Не меньший интерес капитана вызывали и запорожские чайки. Они были хорошо осмолены, к бортам с наружной стороны по всей длине были прикреплены пучки камыша толщиной от 6 до 18 футов. Легкий камыш в штормовую погоду удерживал чайку на плаву в случае наполнения водой даже наполовину, а во время боя служил надежной защитой суденышка от вражеских стрел, пуль и мелких ядер. На корме и носу чаек находилось по рулю или большому загребному веслу - это позволяло при необходимости быстро, не теряя лишнего времени, изменять направление движения. Чайки, в зависимости от величины, были оснащены 30-40 веслами, расположенными с обоих бортов. На дне чаек стояли по две вместительные деревянные бочки длиной 10 и в поперечнике 4 фута, одна была с сухарями, другая с пресной водой, обе имели вверху отверстия для просовывания руки или ковша. Каждая чайка была вооружена 4-6 фальконетами или одной среднего калибра короткоствольной пушкой либо мортирой. Чайка несла на себе необходимые для похода припасы: ядра, пули, порох, снаряжение, а также сухари, вареное пшено, сало и копченое мясо, ячменную муку для приготовления столь любимой запорожцами саламахи.
- Добрый день, пан капитан, - прозвучало сбоку по-русски.
Фон Рихтен от неожиданности вздрогнул, развернулся на голос.
В двух шагах от него стоял запорожец. Высок, худощав, на вид лет 35-40. Загорелое лицо, черные в ниточку усы, крупный нос, насмешливые, чуть прищуренные глаза… Тонкие губы искривлены, казалось, в следующий миг они раздвинутся в снисходительно-иронической усмешке… Неказистая, ободранная шапка из меха выдры надвинута на глаза, на плечах грубая свита из толстого сукна, из-под старых, когда-то синих шаровар виднелись густо смазанные дегтем сапоги… Четыре пистолета, длинная турецкая сабля, кривой кинжал за поясом… Писарь морской экспедиции Семен Быстрицкий.
- Здравствуйте, господин писарь. Вы хорошо говорите по-русски, - ответил на приветствие фон Рихтен.
Быстрицкий пропустил комплимент мимо ушей. Сел рядом с фон Рихтеном на скамью для гребцов, сбросил с плеч свиту.
- Мне известно, что комендант цитадели определил вам в помощники поручика Гришина. Это храбрый боевой офицер, однако, инженерное дело для него - тайна за семью печатями.

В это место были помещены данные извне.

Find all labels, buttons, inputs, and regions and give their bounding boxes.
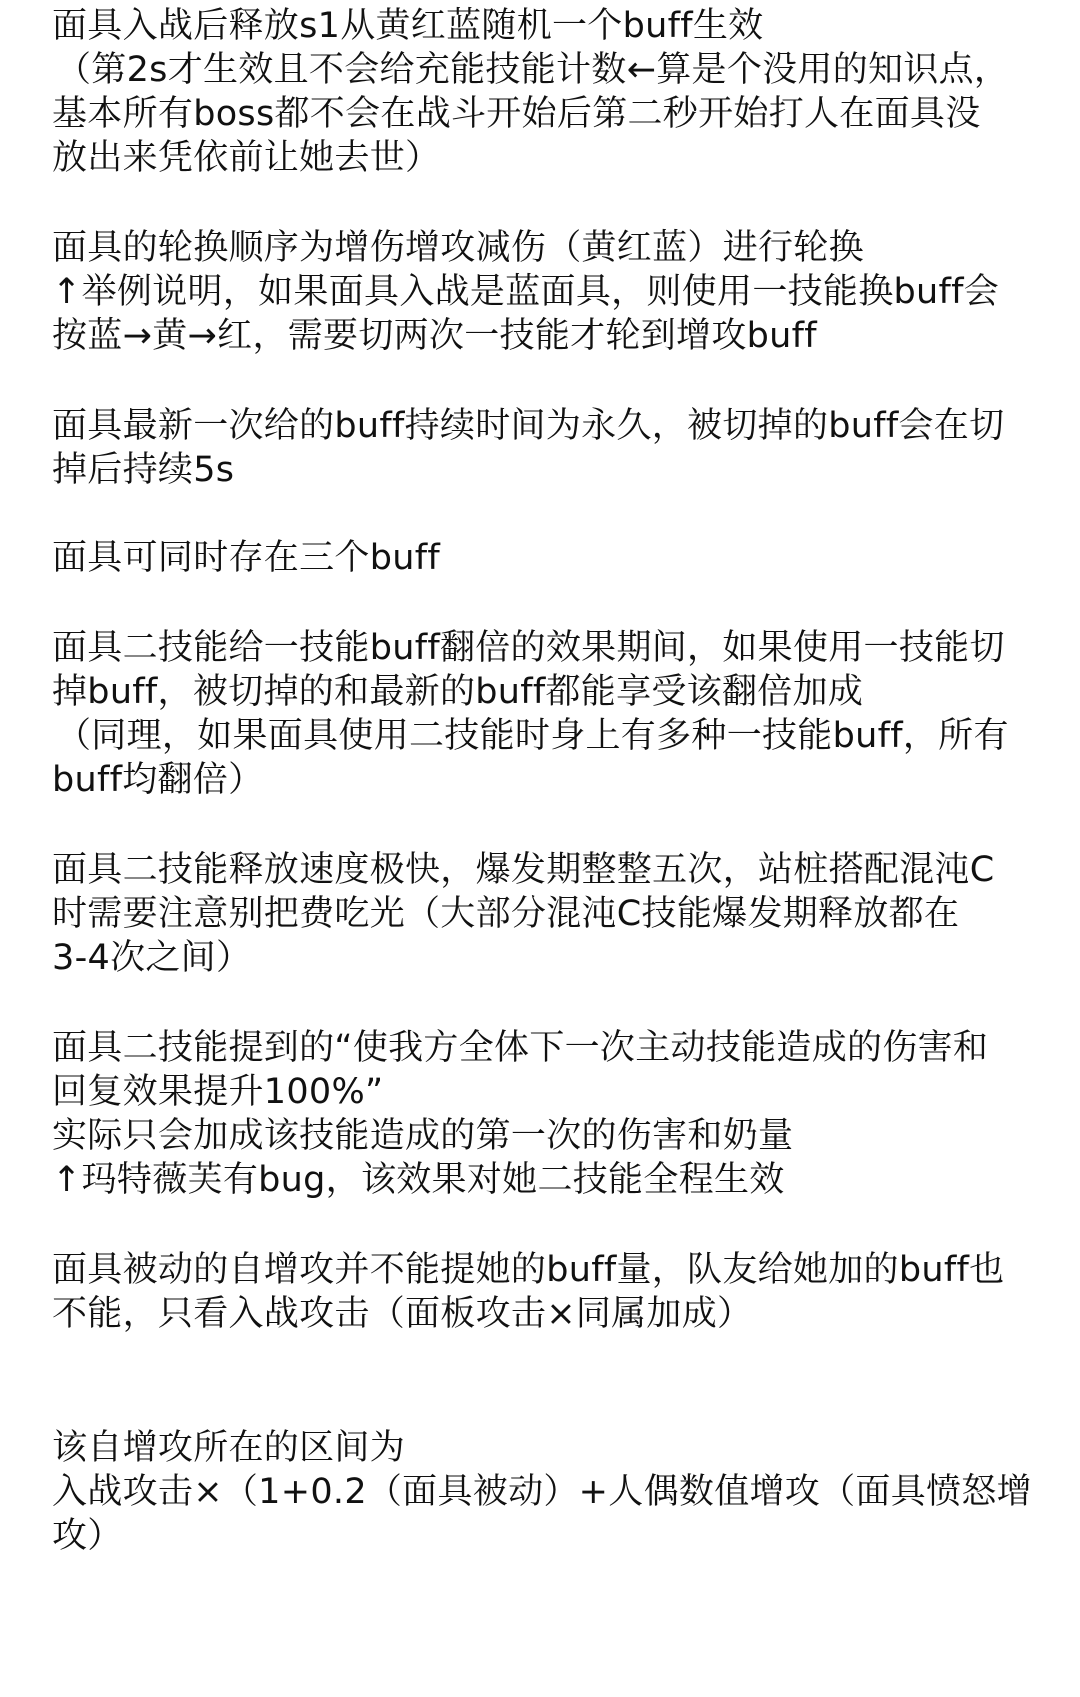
text-line: 放出来凭依前让她去世） [52,138,441,178]
text-line: （同理，如果面具使用二技能时身上有多种一技能buff，所有 [56,716,1009,756]
text-line: 按蓝→黄→红，需要切两次一技能才轮到增攻buff [52,316,817,356]
text-line: ↑玛特薇芙有bug，该效果对她二技能全程生效 [52,1160,785,1200]
text-line: 面具的轮换顺序为增伤增攻减伤（黄红蓝）进行轮换 [52,228,864,268]
text-line: ↑举例说明，如果面具入战是蓝面具，则使用一技能换buff会 [52,272,1000,312]
text-line: 基本所有boss都不会在战斗开始后第二秒开始打人在面具没 [52,94,981,134]
text-line: （第2s才生效且不会给充能技能计数←算是个没用的知识点， [56,50,1010,90]
text-line: 面具二技能提到的“使我方全体下一次主动技能造成的伤害和 [52,1028,989,1068]
text-line: 面具可同时存在三个buff [52,538,440,578]
text-line: 该自增攻所在的区间为 [52,1428,406,1468]
text-line: buff均翻倍） [52,760,264,800]
text-line: 3-4次之间） [52,938,252,978]
text-line: 回复效果提升100%” [52,1072,384,1112]
text-line: 掉buff，被切掉的和最新的buff都能享受该翻倍加成 [52,672,864,712]
text-line: 不能，只看入战攻击（面板攻击×同属加成） [52,1294,753,1334]
text-line: 面具二技能给一技能buff翻倍的效果期间，如果使用一技能切 [52,628,1005,668]
text-line: 攻） [52,1516,123,1556]
text-line: 面具入战后释放s1从黄红蓝随机一个buff生效 [52,6,764,46]
text-line: 入战攻击×（1+0.2（面具被动）+人偶数值增攻（面具愤怒增 [52,1472,1032,1512]
text-line: 时需要注意别把费吃光（大部分混沌C技能爆发期释放都在 [52,894,960,934]
text-line: 面具被动的自增攻并不能提她的buff量，队友给她加的buff也 [52,1250,1005,1290]
text-line: 面具最新一次给的buff持续时间为永久，被切掉的buff会在切 [52,406,1005,446]
text-line: 实际只会加成该技能造成的第一次的伤害和奶量 [52,1116,794,1156]
text-line: 掉后持续5s [52,450,235,490]
text-line: 面具二技能释放速度极快，爆发期整整五次，站桩搭配混沌C [52,850,995,890]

Никакой вам подмоги с его стороны оказано быть не может, а посему с начала экспедиции полагайтесь лишь на собственные силы.
- Вы изволили заметить, что поручик Гришин - боевой офицер. Коли так, он обязательно должен быть знаком с инженерной службой. Поскольку еще Петр Великий в указе года 1721 февраля дня 21 повелел всем офицерам российской армии обучаться минному, понтонному и инженерному делу…
- Я знаком с упомянутым указом, - перебил фон Рихтена Быстрицкий. - "Зело нужно, дабы офицеры знали инженерству, того ради обер- и унтер-офицерам оному обучатца, а егда и то не будет знать, то выше чинами производиться не будет", - процитировал он. - Только, пан капитан, вы запамятовали, что после Петра Великого много воды утекло, и поручик Гришин ныне служит по другим уставам.
- Вы наслышаны об уставах Петра Великого? - удивился фон Рихтен. - Вы, запорожский казак?